Carlos Espinal, director of the Global Health Consortium at the Robert Stempel College of Public Health at Florida International University, said the Dengue virus is “out of proportion,” concentrated mostly in Brazil, El Salvador, Honduras, Belize, Colombia and Nicaragua. Espinal added that there is a lack of reliable information currently coming out of Venezuela.
“At this point, the general consensus is we are facing a very serious epidemic of dengue in the region at the moment,” Espinal said. “We are very close to Christmas time, and you know how people in Latin America travel a lot back to their countries of origin, where we have this epidemic.”
That means that, come January, more dengue cases could be expected in South Florida, Espinal said. As of Nov. 16, there have been 342 cases statewide, with most of them related to Cuba, according to the Florida Department of Health.
When people are infected by dengue for the first time, most of them are asymptomatic, Espinal said. Given that, the infection rate could be much higher than the disease, because public health experts don’t truly know how many cases we have, he added.

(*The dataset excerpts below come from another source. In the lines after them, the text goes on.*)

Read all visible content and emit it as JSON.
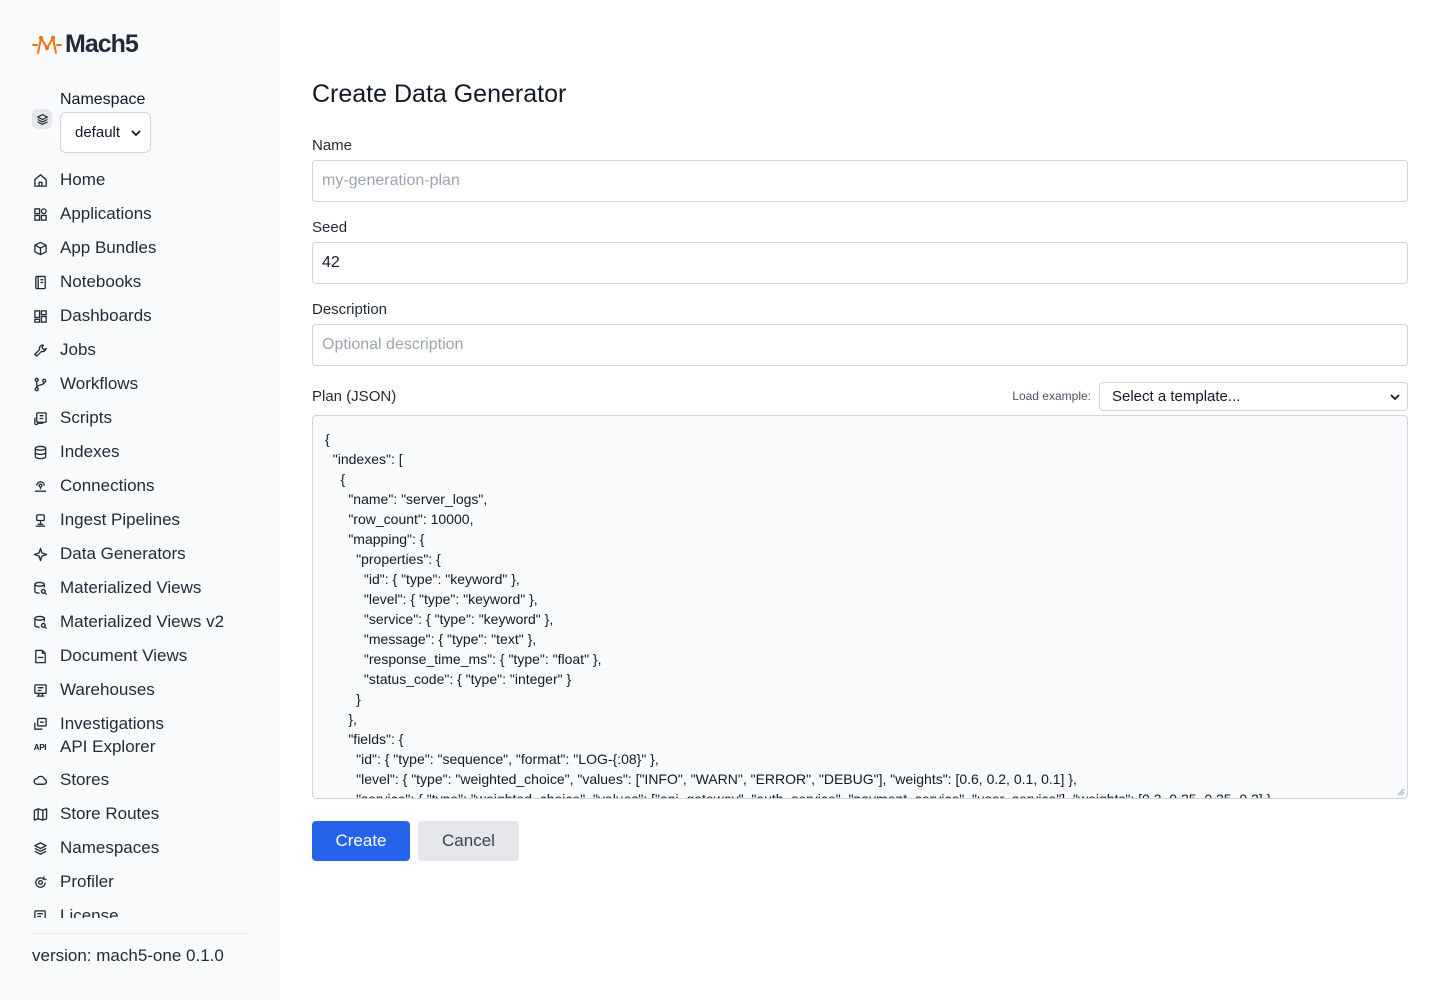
{
  "brand": {
    "name": "Mach5",
    "accent": "#f97316"
  },
  "sidebar": {
    "namespace_label": "Namespace",
    "namespace_value": "default",
    "items": [
      {
        "label": "Home",
        "icon": "home-icon"
      },
      {
        "label": "Applications",
        "icon": "apps-icon"
      },
      {
        "label": "App Bundles",
        "icon": "box-icon"
      },
      {
        "label": "Notebooks",
        "icon": "notebook-icon"
      },
      {
        "label": "Dashboards",
        "icon": "dashboard-icon"
      },
      {
        "label": "Jobs",
        "icon": "wrench-icon"
      },
      {
        "label": "Workflows",
        "icon": "git-branch-icon"
      },
      {
        "label": "Scripts",
        "icon": "script-icon"
      },
      {
        "label": "Indexes",
        "icon": "database-icon"
      },
      {
        "label": "Connections",
        "icon": "connection-icon"
      },
      {
        "label": "Ingest Pipelines",
        "icon": "pipeline-icon"
      },
      {
        "label": "Data Generators",
        "icon": "sparkle-icon"
      },
      {
        "label": "Materialized Views",
        "icon": "db-search-icon"
      },
      {
        "label": "Materialized Views v2",
        "icon": "db-search-icon"
      },
      {
        "label": "Document Views",
        "icon": "document-icon"
      },
      {
        "label": "Warehouses",
        "icon": "warehouse-icon"
      },
      {
        "label": "Investigations",
        "icon": "investigation-icon"
      },
      {
        "label": "API Explorer",
        "icon": "api-icon",
        "badge": "API"
      },
      {
        "label": "Stores",
        "icon": "cloud-icon"
      },
      {
        "label": "Store Routes",
        "icon": "map-icon"
      },
      {
        "label": "Namespaces",
        "icon": "layers-icon"
      },
      {
        "label": "Profiler",
        "icon": "profiler-icon"
      },
      {
        "label": "License",
        "icon": "license-icon"
      }
    ],
    "version": "version: mach5-one 0.1.0"
  },
  "form": {
    "title": "Create Data Generator",
    "name_label": "Name",
    "name_placeholder": "my-generation-plan",
    "seed_label": "Seed",
    "seed_value": "42",
    "description_label": "Description",
    "description_placeholder": "Optional description",
    "plan_label": "Plan (JSON)",
    "load_example_label": "Load example:",
    "template_select_value": "Select a template...",
    "plan_text": "{\n  \"indexes\": [\n    {\n      \"name\": \"server_logs\",\n      \"row_count\": 10000,\n      \"mapping\": {\n        \"properties\": {\n          \"id\": { \"type\": \"keyword\" },\n          \"level\": { \"type\": \"keyword\" },\n          \"service\": { \"type\": \"keyword\" },\n          \"message\": { \"type\": \"text\" },\n          \"response_time_ms\": { \"type\": \"float\" },\n          \"status_code\": { \"type\": \"integer\" }\n        }\n      },\n      \"fields\": {\n        \"id\": { \"type\": \"sequence\", \"format\": \"LOG-{:08}\" },\n        \"level\": { \"type\": \"weighted_choice\", \"values\": [\"INFO\", \"WARN\", \"ERROR\", \"DEBUG\"], \"weights\": [0.6, 0.2, 0.1, 0.1] },\n        \"service\": { \"type\": \"weighted_choice\", \"values\": [\"api_gateway\", \"auth_service\", \"payment_service\", \"user_service\"], \"weights\": [0.3, 0.25, 0.25, 0.2] },",
    "create_label": "Create",
    "cancel_label": "Cancel",
    "primary_color": "#2563eb"
  }
}
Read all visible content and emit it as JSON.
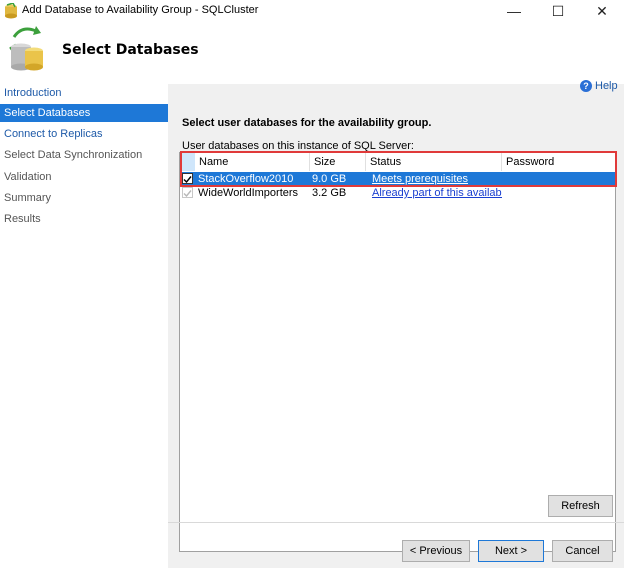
{
  "window": {
    "title": "Add Database to Availability Group - SQLCluster",
    "controls": {
      "minimize": "—",
      "maximize": "☐",
      "close": "✕"
    }
  },
  "header": {
    "title": "Select Databases"
  },
  "sidebar": {
    "items": [
      {
        "label": "Introduction",
        "state": "link"
      },
      {
        "label": "Select Databases",
        "state": "selected"
      },
      {
        "label": "Connect to Replicas",
        "state": "link"
      },
      {
        "label": "Select Data Synchronization",
        "state": "dim"
      },
      {
        "label": "Validation",
        "state": "dim"
      },
      {
        "label": "Summary",
        "state": "dim"
      },
      {
        "label": "Results",
        "state": "dim"
      }
    ]
  },
  "main": {
    "help": "Help",
    "instruction": "Select user databases for the availability group.",
    "list_label": "User databases on this instance of SQL Server:",
    "columns": {
      "name": "Name",
      "size": "Size",
      "status": "Status",
      "password": "Password"
    },
    "rows": [
      {
        "name": "StackOverflow2010",
        "size": "9.0 GB",
        "status": "Meets prerequisites",
        "checked": true,
        "selected": true
      },
      {
        "name": "WideWorldImporters",
        "size": "3.2 GB",
        "status": "Already part of this availabilit...",
        "checked": true,
        "selected": false
      }
    ],
    "buttons": {
      "refresh": "Refresh",
      "previous": "< Previous",
      "next": "Next >",
      "cancel": "Cancel"
    }
  },
  "colors": {
    "accent": "#1e78d7",
    "highlight": "#e03a3a",
    "link": "#1a3fd0"
  }
}
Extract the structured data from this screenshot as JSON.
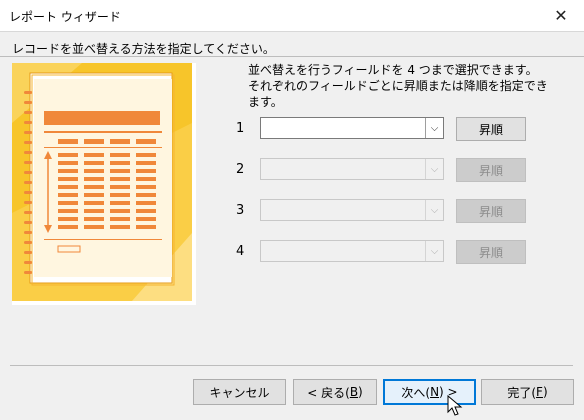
{
  "window": {
    "title": "レポート ウィザード",
    "close_glyph": "✕"
  },
  "instruction": "レコードを並べ替える方法を指定してください。",
  "description": "並べ替えを行うフィールドを 4 つまで選択できます。それぞれのフィールドごとに昇順または降順を指定できます。",
  "sort_rows": [
    {
      "number": "1",
      "field_value": "",
      "order_label": "昇順",
      "enabled": true
    },
    {
      "number": "2",
      "field_value": "",
      "order_label": "昇順",
      "enabled": false
    },
    {
      "number": "3",
      "field_value": "",
      "order_label": "昇順",
      "enabled": false
    },
    {
      "number": "4",
      "field_value": "",
      "order_label": "昇順",
      "enabled": false
    }
  ],
  "buttons": {
    "cancel": "キャンセル",
    "back_pre": "< 戻る(",
    "back_key": "B",
    "back_post": ")",
    "next_pre": "次へ(",
    "next_key": "N",
    "next_post": ") >",
    "finish_pre": "完了(",
    "finish_key": "F",
    "finish_post": ")"
  },
  "colors": {
    "accent": "#0078d7",
    "illustration": "#fbc02d",
    "illustration_accent": "#f0883a"
  }
}
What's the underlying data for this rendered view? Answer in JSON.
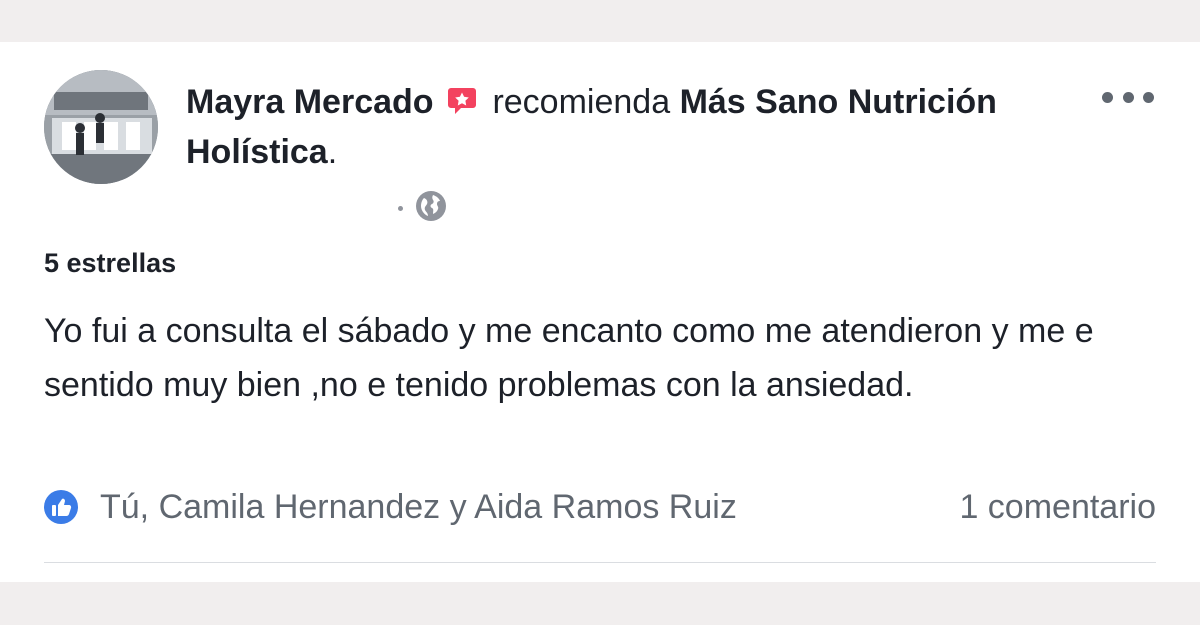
{
  "post": {
    "author": "Mayra Mercado",
    "verb": "recomienda",
    "page_name": "Más Sano Nutrición Holística",
    "period": ".",
    "icons": {
      "recommend": "recommend-star-icon",
      "audience": "globe-icon",
      "more": "more-options-icon",
      "like": "like-thumb-icon"
    },
    "rating_label": "5 estrellas",
    "body": "Yo fui a consulta el sábado y me encanto como me atendieron y me e sentido muy bien ,no e tenido problemas con la ansiedad.",
    "reactions": {
      "names": "Tú, Camila Hernandez y Aida Ramos Ruiz"
    },
    "comments_label": "1 comentario"
  },
  "colors": {
    "like_blue": "#3b7ce7",
    "recommend_red": "#f3425f",
    "secondary_text": "#606770"
  }
}
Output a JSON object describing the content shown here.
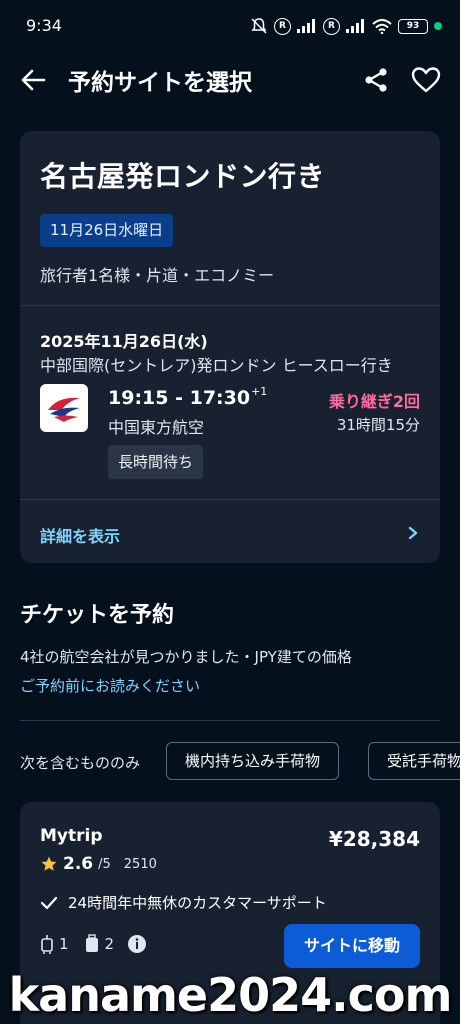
{
  "status_bar": {
    "time": "9:34",
    "battery": "93"
  },
  "header": {
    "title": "予約サイトを選択"
  },
  "summary": {
    "route_title": "名古屋発ロンドン行き",
    "date_pill": "11月26日水曜日",
    "travelers": "旅行者1名様・片道・エコノミー"
  },
  "flight": {
    "date": "2025年11月26日(水)",
    "route": "中部国際(セントレア)発ロンドン ヒースロー行き",
    "times": "19:15 - 17:30",
    "day_offset": "+1",
    "airline": "中国東方航空",
    "stops": "乗り継ぎ2回",
    "duration": "31時間15分",
    "tag": "長時間待ち",
    "details_link": "詳細を表示"
  },
  "booking": {
    "section_title": "チケットを予約",
    "found_text": "4社の航空会社が見つかりました・JPY建ての価格",
    "read_before_link": "ご予約前にお読みください"
  },
  "filters": {
    "label": "次を含むもののみ",
    "chips": [
      "機内持ち込み手荷物",
      "受託手荷物"
    ]
  },
  "offers": [
    {
      "name": "Mytrip",
      "price": "¥28,384",
      "rating": "2.6",
      "rating_out_of": "/5",
      "review_count": "2510",
      "feature": "24時間年中無休のカスタマーサポート",
      "cabin_bags": "1",
      "checked_bags": "2",
      "button_label": "サイトに移動"
    }
  ],
  "watermark": "kaname2024.com",
  "colors": {
    "background": "#05101d",
    "card": "#17212f",
    "accent_link": "#7fd3ff",
    "stops_pink": "#ff6aa1",
    "date_pill": "#0b3e88",
    "primary_button": "#0b5cd6",
    "airline_logo_red": "#d6203a",
    "airline_logo_blue": "#1a3a8c",
    "star": "#f6c342"
  }
}
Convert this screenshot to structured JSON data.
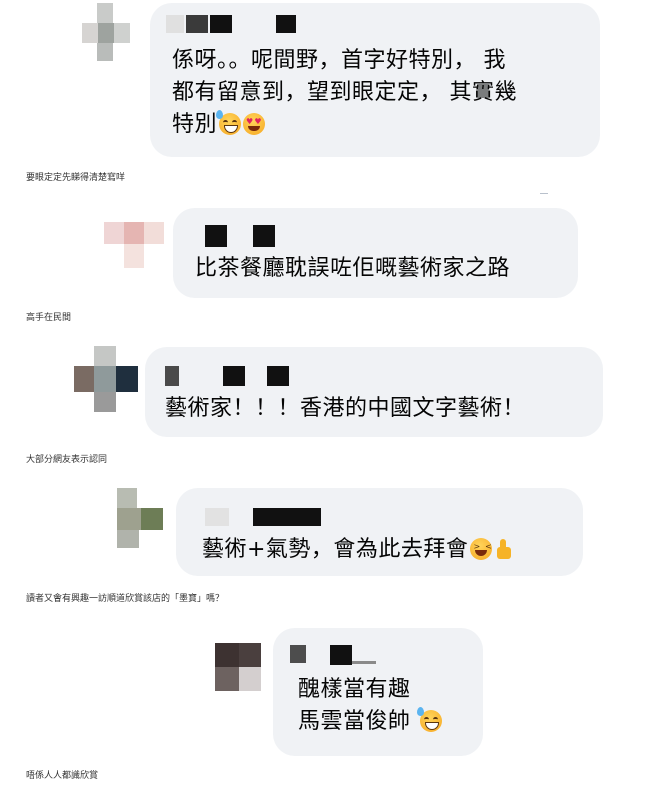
{
  "comments": [
    {
      "message_lines": [
        "係呀。。呢間野，首字好特別， 我",
        "都有留意到，望到眼定定， 其實幾",
        "特別"
      ],
      "emojis": [
        "grinning-sweat-emoji",
        "heart-eyes-emoji"
      ],
      "caption": "要眼定定先睇得清楚寫咩"
    },
    {
      "message_lines": [
        "比茶餐廳耽誤咗佢嘅藝術家之路"
      ],
      "emojis": [],
      "caption": "高手在民間"
    },
    {
      "message_lines": [
        "藝術家！！！香港的中國文字藝術！"
      ],
      "emojis": [],
      "caption": "大部分網友表示認同"
    },
    {
      "message_lines": [
        "藝術+氣勢，會為此去拜會"
      ],
      "emojis": [
        "laughing-emoji",
        "thumbs-up-emoji"
      ],
      "caption": "讀者又會有興趣一訪順道欣賞該店的「墨寶」嗎？"
    },
    {
      "message_lines": [
        "醜樣當有趣",
        "馬雲當俊帥"
      ],
      "emojis": [
        "grinning-sweat-emoji"
      ],
      "caption": "唔係人人都識欣賞"
    }
  ],
  "colors": {
    "bubble": "#f0f2f5",
    "text": "#050505",
    "caption": "#333333"
  }
}
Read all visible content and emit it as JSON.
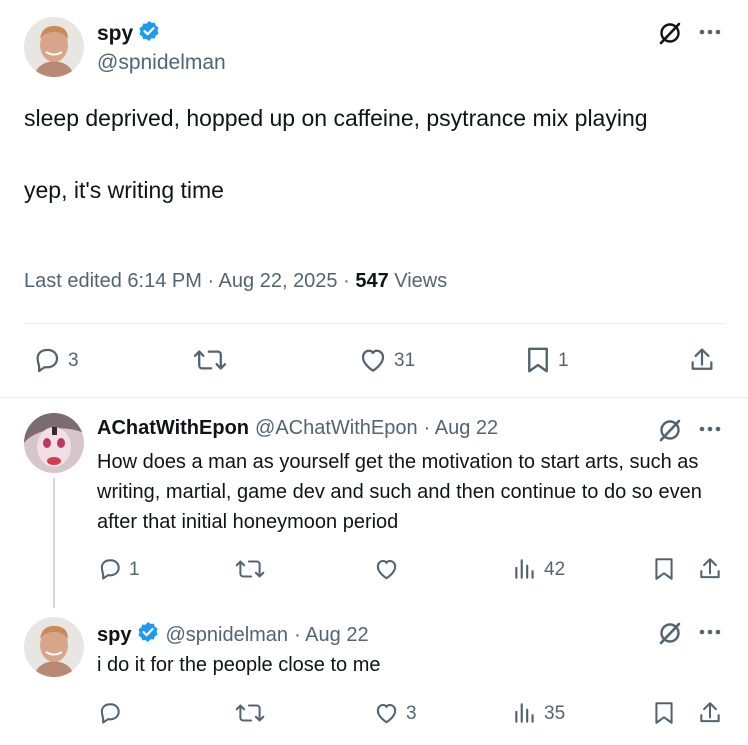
{
  "main_tweet": {
    "author_name": "spy",
    "verified": true,
    "handle": "@spnidelman",
    "text": "sleep deprived, hopped up on caffeine, psytrance mix playing\n\nyep, it's writing time",
    "edited_label": "Last edited 6:14 PM · Aug 22, 2025 · ",
    "views_count": "547",
    "views_label": " Views",
    "actions": {
      "replies": "3",
      "reposts": "",
      "likes": "31",
      "bookmarks": "1"
    }
  },
  "replies": [
    {
      "author_name": "AChatWithEpon",
      "handle": "@AChatWithEpon",
      "date": "· Aug 22",
      "text": "How does a man as yourself get the motivation to start arts, such as writing, martial, game dev and such and then continue to do so even after that initial honeymoon period",
      "actions": {
        "replies": "1",
        "reposts": "",
        "likes": "",
        "views": "42"
      }
    },
    {
      "author_name": "spy",
      "verified": true,
      "handle": "@spnidelman",
      "date": "· Aug 22",
      "text": "i do it for the people close to me",
      "actions": {
        "replies": "",
        "reposts": "",
        "likes": "3",
        "views": "35"
      }
    }
  ],
  "colors": {
    "accent": "#1d9bf0",
    "muted": "#536471",
    "text": "#0f1419",
    "divider": "#e6ecf0"
  }
}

Dengue can be contracted through the bite of an Aedes aegypti mosquito, the same mosquito that spreads chikungunya and Zika virus.
Espinal tied the surging rate of dengue virus infection to global climate change. Research has shown that global warming has allowed mosquitoes, as well as other disease-bearing inspects, to proliferate by adapting to different seasons and migrating to warmer areas.
“Unfortunately, there is no vaccine for dengue and prevention revolves mostly around what people do to clean the potential breeding places around their houses and use mosquito repellent when they travel to these countries,” Espinal said.
Miami-Dade has the most cases of locally transmitted dengue in the state.
Broward, which reported one case of the virus in September, is the only other county in the state to have reported a locally transmitted case.
In August, the Miami-Dade County Mosquito Control Division said it was “at the ready” for dengue virus as locally transmitted cases of the disease surfaced in South Florida.
An agency spokesperson on Friday said it has been following that same protocol: checking more than 180 mosquito traps throughout the county, which it analyzes and tests for pathogens to help inform its treatment plans.